Does the description disclose side effects, auth requirements, rate limits, or destructive behavior?

With no annotations provided, the description carries full burden for behavioral disclosure. It mentions semantic search using Jina embeddings and vector similarity but fails to detail important behavioral traits such as authentication requirements, rate limits, or behavior when no matches are found.
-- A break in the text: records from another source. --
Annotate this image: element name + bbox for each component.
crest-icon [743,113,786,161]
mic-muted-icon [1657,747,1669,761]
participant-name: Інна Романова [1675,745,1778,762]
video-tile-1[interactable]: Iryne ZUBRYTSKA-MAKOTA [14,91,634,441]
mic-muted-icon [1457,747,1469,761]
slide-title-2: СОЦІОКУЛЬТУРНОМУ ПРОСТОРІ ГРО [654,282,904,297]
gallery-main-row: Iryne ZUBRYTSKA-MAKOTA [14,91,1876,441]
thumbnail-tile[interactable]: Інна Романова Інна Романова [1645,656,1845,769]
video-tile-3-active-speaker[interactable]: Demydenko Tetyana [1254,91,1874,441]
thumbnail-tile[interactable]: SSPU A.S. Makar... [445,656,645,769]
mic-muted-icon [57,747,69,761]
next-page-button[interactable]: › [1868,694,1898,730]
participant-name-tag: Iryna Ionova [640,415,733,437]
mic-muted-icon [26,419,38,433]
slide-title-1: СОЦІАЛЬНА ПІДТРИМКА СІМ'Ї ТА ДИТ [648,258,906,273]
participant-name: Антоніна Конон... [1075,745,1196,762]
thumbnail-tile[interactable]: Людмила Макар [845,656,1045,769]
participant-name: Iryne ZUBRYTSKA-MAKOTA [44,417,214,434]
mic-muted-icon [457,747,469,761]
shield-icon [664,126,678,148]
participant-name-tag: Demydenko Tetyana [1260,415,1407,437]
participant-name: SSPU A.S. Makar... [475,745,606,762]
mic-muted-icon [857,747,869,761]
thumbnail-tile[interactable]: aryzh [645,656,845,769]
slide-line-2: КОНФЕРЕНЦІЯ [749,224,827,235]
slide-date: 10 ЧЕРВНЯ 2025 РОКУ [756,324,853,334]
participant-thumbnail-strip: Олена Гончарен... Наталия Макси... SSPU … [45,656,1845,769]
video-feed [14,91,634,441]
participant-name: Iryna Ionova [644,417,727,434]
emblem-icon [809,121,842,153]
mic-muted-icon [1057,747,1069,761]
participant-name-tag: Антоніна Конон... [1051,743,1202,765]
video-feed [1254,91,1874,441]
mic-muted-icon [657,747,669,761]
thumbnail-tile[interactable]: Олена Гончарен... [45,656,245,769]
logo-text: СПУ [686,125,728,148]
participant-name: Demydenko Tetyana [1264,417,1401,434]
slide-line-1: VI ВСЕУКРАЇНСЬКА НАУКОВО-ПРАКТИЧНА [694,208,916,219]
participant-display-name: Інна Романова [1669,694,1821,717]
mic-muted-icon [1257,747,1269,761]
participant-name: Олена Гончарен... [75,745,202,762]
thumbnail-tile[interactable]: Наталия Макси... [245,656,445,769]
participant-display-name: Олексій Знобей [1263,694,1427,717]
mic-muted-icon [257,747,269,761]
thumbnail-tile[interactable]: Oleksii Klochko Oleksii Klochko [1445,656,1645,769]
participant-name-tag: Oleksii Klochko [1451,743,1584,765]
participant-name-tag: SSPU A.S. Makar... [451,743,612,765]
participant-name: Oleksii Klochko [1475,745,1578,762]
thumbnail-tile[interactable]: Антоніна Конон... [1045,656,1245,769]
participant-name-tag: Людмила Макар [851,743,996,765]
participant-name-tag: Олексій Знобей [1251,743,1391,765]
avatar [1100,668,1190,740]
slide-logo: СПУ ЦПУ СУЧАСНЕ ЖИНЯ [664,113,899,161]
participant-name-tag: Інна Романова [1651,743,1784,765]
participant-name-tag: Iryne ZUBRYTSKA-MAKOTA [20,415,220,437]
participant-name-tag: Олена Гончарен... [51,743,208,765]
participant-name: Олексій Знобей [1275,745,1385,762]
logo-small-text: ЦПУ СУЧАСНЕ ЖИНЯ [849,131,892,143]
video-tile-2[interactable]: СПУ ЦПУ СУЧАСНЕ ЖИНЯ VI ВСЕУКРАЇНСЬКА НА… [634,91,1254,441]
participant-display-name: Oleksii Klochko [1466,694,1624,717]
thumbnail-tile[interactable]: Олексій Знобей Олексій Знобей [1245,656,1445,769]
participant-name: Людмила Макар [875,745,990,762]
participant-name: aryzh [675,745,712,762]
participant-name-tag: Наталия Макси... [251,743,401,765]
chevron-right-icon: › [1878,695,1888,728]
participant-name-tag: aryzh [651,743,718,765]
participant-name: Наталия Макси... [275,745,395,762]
This lack of depth limits transparency.

Agents need to know what a tool does to the world before calling it. Descriptions should go beyond structured annotations to explain consequences.

Conciseness5/5

Is the description appropriately sized, front-loaded, and free of redundancy?

The description is concise with four sentences, each serving a purpose: stating the function, expanding on scope, giving usage guidance, and emphasizing primacy. No redundant or unnecessary information is present.
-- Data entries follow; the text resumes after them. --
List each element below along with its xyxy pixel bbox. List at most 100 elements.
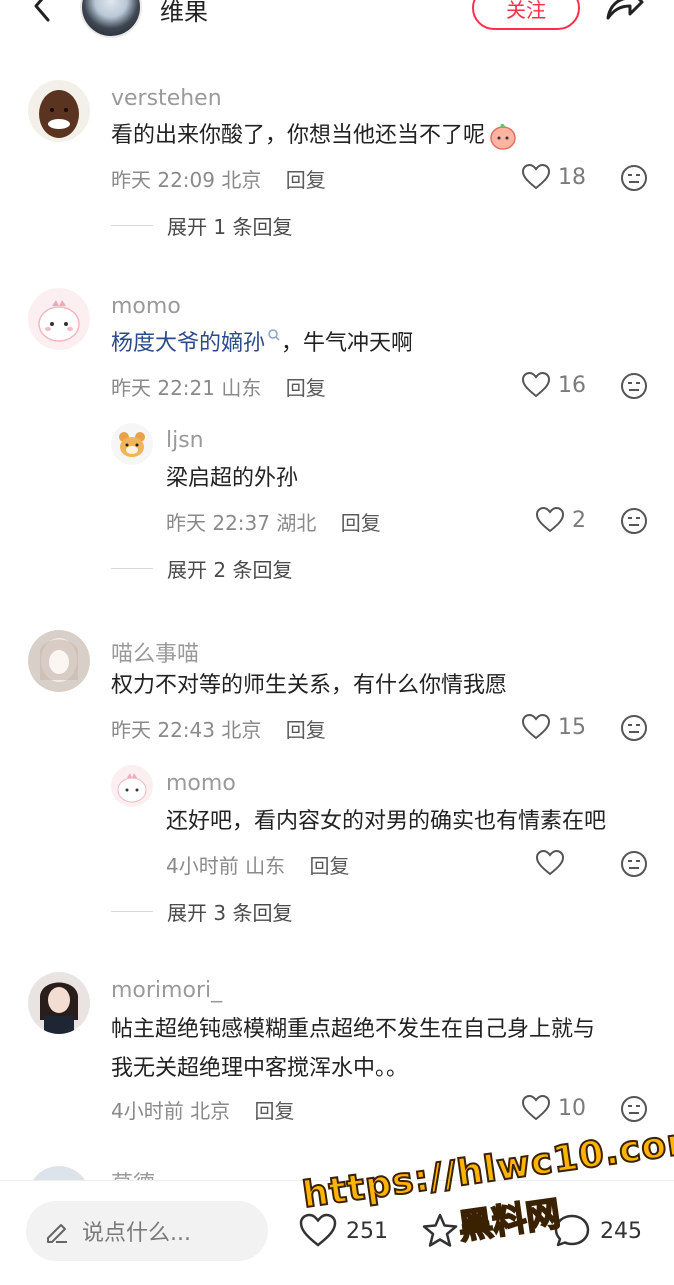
like-button[interactable] (536, 850, 564, 876)
divider (111, 911, 153, 912)
like-count: 18 (558, 164, 586, 190)
reply-location: 山东 (245, 854, 286, 878)
reply-text: 还好吧，看内容女的对男的确实也有情素在吧 (166, 809, 607, 834)
dislike-button[interactable] (620, 714, 648, 742)
expand-replies-label: 展开 2 条回复 (167, 558, 293, 582)
comment-username[interactable]: 喵么事喵 (111, 636, 199, 668)
comment-meta: 4小时前 北京 回复 (111, 1095, 294, 1124)
like-count: 15 (558, 714, 586, 740)
avatar[interactable] (111, 423, 153, 465)
like-button[interactable]: 16 (522, 372, 586, 398)
comment-meta: 昨天 22:21 山东 回复 (111, 372, 326, 401)
follow-button[interactable]: 关注 (472, 0, 580, 30)
like-button[interactable]: 10 (522, 1095, 586, 1121)
user-avatar-image (28, 80, 90, 142)
avatar[interactable] (28, 80, 90, 142)
reply-time: 昨天 22:37 (166, 511, 270, 535)
expand-replies-label: 展开 1 条回复 (167, 215, 293, 239)
comment-location: 北京 (221, 718, 262, 742)
reply-username[interactable]: ljsn (166, 428, 204, 453)
comment-time: 昨天 22:21 (111, 376, 215, 400)
neutral-face-icon (621, 715, 647, 741)
comment-meta: 昨天 22:43 北京 回复 (111, 714, 326, 743)
reply-time: 4小时前 (166, 854, 239, 878)
neutral-face-icon (621, 508, 647, 534)
reply-button[interactable]: 回复 (286, 168, 326, 192)
like-count: 2 (572, 507, 586, 533)
reply-text: 梁启超的外孙 (166, 466, 299, 491)
heart-icon (536, 507, 564, 533)
comment-time: 昨天 22:43 (111, 718, 215, 742)
comment-location: 山东 (221, 376, 262, 400)
share-icon (606, 0, 644, 20)
search-icon (268, 328, 280, 341)
reply-button[interactable]: 回复 (341, 511, 381, 535)
author-avatar[interactable] (80, 0, 142, 38)
reply-button[interactable]: 回复 (286, 718, 326, 742)
comment-text-content: ，牛气冲天啊 (281, 331, 414, 356)
like-button[interactable]: 2 (536, 507, 586, 533)
expand-replies-label: 展开 3 条回复 (167, 901, 293, 925)
reply-button[interactable]: 回复 (254, 1099, 294, 1123)
heart-icon (522, 1095, 550, 1121)
share-button[interactable] (602, 0, 646, 26)
comment-username[interactable]: verstehen (111, 86, 222, 111)
user-avatar-image (111, 423, 153, 465)
reply-button[interactable]: 回复 (309, 854, 349, 878)
divider (111, 225, 153, 226)
peach-emoji-icon (490, 124, 516, 150)
like-button[interactable]: 18 (522, 164, 586, 190)
comment-time: 4小时前 (111, 1099, 184, 1123)
user-avatar-image (28, 288, 90, 350)
comment-input-placeholder: 说点什么... (82, 1221, 191, 1246)
dislike-button[interactable] (620, 1095, 648, 1123)
user-avatar-image (28, 972, 90, 1034)
comment-meta: 昨天 22:09 北京 回复 (111, 164, 326, 193)
comment-text-line: 我无关超绝理中客搅浑水中。。 (111, 1056, 409, 1081)
dislike-button[interactable] (620, 507, 648, 535)
dislike-button[interactable] (620, 850, 648, 878)
author-name[interactable]: 维果 (160, 0, 208, 27)
dislike-button[interactable] (620, 372, 648, 400)
user-avatar-image (28, 630, 90, 692)
avatar[interactable] (28, 288, 90, 350)
reply-username[interactable]: momo (166, 771, 236, 796)
comment-time: 昨天 22:09 (111, 168, 215, 192)
watermark-brand: 黑料网 (455, 1193, 564, 1249)
expand-replies-button[interactable]: 展开 1 条回复 (111, 211, 292, 240)
reply-location: 湖北 (276, 511, 317, 535)
heart-icon (522, 164, 550, 190)
neutral-face-icon (621, 851, 647, 877)
expand-replies-button[interactable]: 展开 2 条回复 (111, 554, 292, 583)
avatar[interactable] (28, 972, 90, 1034)
expand-replies-button[interactable]: 展开 3 条回复 (111, 897, 292, 926)
avatar[interactable] (28, 630, 90, 692)
comment-input[interactable]: 说点什么... (26, 1201, 268, 1261)
divider (111, 568, 153, 569)
neutral-face-icon (621, 165, 647, 191)
neutral-face-icon (621, 373, 647, 399)
comment-username[interactable]: momo (111, 294, 181, 319)
pencil-icon (47, 1224, 67, 1243)
like-count: 16 (558, 372, 586, 398)
reply-meta: 4小时前 山东 回复 (166, 850, 349, 879)
reply-button[interactable]: 回复 (286, 376, 326, 400)
avatar[interactable] (111, 765, 153, 807)
heart-icon (522, 372, 550, 398)
heart-icon (522, 714, 550, 740)
back-button[interactable] (26, 0, 62, 26)
user-avatar-image (111, 765, 153, 807)
like-count: 10 (558, 1095, 586, 1121)
comment-text: 杨度大爷的嫡孙 ，牛气冲天啊 (111, 327, 413, 361)
like-button[interactable]: 15 (522, 714, 586, 740)
comment-text-content: 看的出来你酸了，你想当他还当不了呢 (111, 123, 486, 148)
dislike-button[interactable] (620, 164, 648, 192)
comment-text: 看的出来你酸了，你想当他还当不了呢 (111, 119, 519, 153)
comment-text-line: 帖主超绝钝感模糊重点超绝不发生在自己身上就与 (111, 1017, 596, 1042)
heart-icon (536, 850, 564, 876)
comment-location: 北京 (221, 168, 262, 192)
search-link[interactable]: 杨度大爷的嫡孙 (111, 331, 265, 356)
comment-username[interactable]: morimori_ (111, 978, 222, 1003)
comment-text: 权力不对等的师生关系，有什么你情我愿 (111, 673, 508, 698)
comment-location: 北京 (190, 1099, 231, 1123)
Shorter descriptions cost fewer tokens and are easier for agents to parse. Every sentence should earn its place.

Completeness4/5

Given the tool's complexity, does the description cover enough for an agent to succeed on first attempt?

Given the tool's complexity (12 parameters, no output schema), the description provides a sufficient high-level context for an agent to understand when and why to use it. The schema handles parameter details, so the description is adequately complete for its role.

Complex tools with many parameters or behaviors need more documentation. Simple tools need less. This dimension scales expectations accordingly.

Parameters3/5

Does the description clarify parameter syntax, constraints, interactions, or defaults beyond what the schema provides?

Schema description coverage is 100%, so parameters are already well-documented. The description adds high-level context but does not enhance understanding of individual parameters beyond what the schema provides, resulting in minimal added value.

Input schemas describe structure but not intent. Descriptions should explain non-obvious parameter relationships and valid value ranges.

Purpose4/5

Does the description clearly state what the tool does and how it differs from similar tools?

The description clearly states the tool performs semantic recall from long-term memory using vector similarity, specifying it searches across promoted insights, digests, and archived knowledge. It positions itself as the primary tool for institutional memory, but does not explicitly differentiate from sibling tool 'search_memories', which may serve a similar function.

Agents choose between tools based on descriptions. A clear purpose with a specific verb and resource helps agents select the right tool.

Usage Guidelines4/5

Does the description explain when to use this tool, when not to, or what alternatives exist?

The description instructs to use this tool for retrieving established patterns, past decisions, documented workflows, or any knowledge promoted to long-term storage, providing clear context. However, it does not specify when not to use it or mention alternative tools like search_memories, leaving some ambiguity.

Agents often have multiple tools that could apply. Explicit usage guidance like "use X instead of Y when Z" prevents misuse.